Roberts is doing his masters thesis on how human societies often find the broken “beautiful”. He’s interested in “why some people find the broken not beautiful despite its condition but because of its conditions. I’m still looking for an answer”. Practices like putting a folly (“a ruin that was deliberately built as a ruin”) in 18th Century English gardens, the ethics of art restoration, the aesthetics of “poverty” and the aesthetics of the “used” in Japanese tea ceremonies are some of the wide areas that Roberts has drawn into his thesis and he suggests that “part of what you find beautiful is what you can’t see, what your imagination has to supply, which all contributes to the beauty of the thing that you have seen.” We see both “simultaneously the vivid proof of an enduring human spirit, as well as the undeniable proof of death and its petrifying relentlessness”, a dichotomy that has helped shape Roberts view on music too. “Popular culture’s hedonistic obsession with the pristine and the new, by contrast, are absolute anathema to me. It's nothing but a desperate conjuring act, since the pristine never is and never can become a reality. Our pop culture is all gloss and air kisses, fake sensations and hollow intimacies, so why not start from a point of truth and embrace the imperfect right from the outset? Why not go further yet, and nurture it?” I wonder if this means Roberts would set out to deliberately “sabotage” his own music, construct his album almost like a folly, a ruin, and indeed, he chucks in moments of distortions or scratches, moments of unconventionality that subscribe to this fragile sense of beauty.

Roberts recorded considerable amounts of music in preparation for the album. I have this huge collection going into the hundreds, of very raw demos.” Some songs on the albums are first takes recorded in five hours, while others took a couple of years to generate. For a mood heavy album however, he doesn’t approach the album with that in mind. “I never set out to create a mood or an emotional tenor for a song or an album. In fact, the reverse is the case. I find myself in a certain mood, and then write music that directly mirrors my inner world. I am, in that sense, fictionally incompetent. Whatever melodies, harmonies and rhythms pour out of me are nothing but the real-time soundtrack to my thoughts and feelings at that very moment. Only later, as more time passes, do I begin editing them.” The duality that is created by his fascination with the imperfect also comes through in how his music is constructed. “I wanted music to reflect what I see in the world. I see a constant conflict between beauty, and what I suppose is ugly, hideous. I think it applies to everything, the world is full of dualities, of people doing incredibly good and kind things, and being able to be downright immoral, across the board.” Roberts also includes spoken word into the album, a reaction to the “fundamentally theatrical” nature of music. “Hearing the spoken word and the sounds of our environment through music, gives me a sense that the music I am hearing is less of a fiction and more connected to the world of experience.”

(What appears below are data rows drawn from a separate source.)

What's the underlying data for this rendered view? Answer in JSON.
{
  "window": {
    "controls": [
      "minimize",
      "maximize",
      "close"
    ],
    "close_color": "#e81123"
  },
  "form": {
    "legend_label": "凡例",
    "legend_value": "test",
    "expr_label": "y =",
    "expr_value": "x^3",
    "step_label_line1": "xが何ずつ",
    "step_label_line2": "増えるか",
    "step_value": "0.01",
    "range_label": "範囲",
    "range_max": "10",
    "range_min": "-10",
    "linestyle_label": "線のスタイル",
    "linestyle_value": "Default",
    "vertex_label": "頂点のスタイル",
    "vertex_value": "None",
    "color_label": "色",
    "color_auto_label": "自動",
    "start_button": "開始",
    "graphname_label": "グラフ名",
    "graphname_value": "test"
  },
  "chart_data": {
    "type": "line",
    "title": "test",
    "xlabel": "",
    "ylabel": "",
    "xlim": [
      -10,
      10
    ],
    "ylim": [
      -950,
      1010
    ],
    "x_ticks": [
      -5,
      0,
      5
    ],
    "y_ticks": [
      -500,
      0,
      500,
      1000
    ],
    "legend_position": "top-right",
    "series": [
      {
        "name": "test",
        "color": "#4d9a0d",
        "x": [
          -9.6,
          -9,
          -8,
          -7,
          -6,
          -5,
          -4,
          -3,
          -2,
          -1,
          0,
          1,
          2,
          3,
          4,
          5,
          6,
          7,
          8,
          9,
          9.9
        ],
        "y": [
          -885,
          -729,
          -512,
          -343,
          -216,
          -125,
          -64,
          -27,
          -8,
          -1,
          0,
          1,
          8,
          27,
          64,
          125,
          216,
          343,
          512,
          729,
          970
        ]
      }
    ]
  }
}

All this has resulted in a rather shimmering piece of work. A Maze and Amazement LP could be accused of over-extending itself at times (and potentially use a little trimming at points), but it’s ambitious and gorgeous to listen to. While approaching his music from an intellectual angle, it’s also a stirring piece of work, that reveals more and more to you every listen. Unlike say, Godspeed! You Black Emperor which thunderously document an apocalypse, this is much more personal, much more insular. “I think music that has a lot of heart in it, a lot of thought in it, it can be beautiful and simple, in that there will be enough complexity for people to discover. Usually discovery takes time.”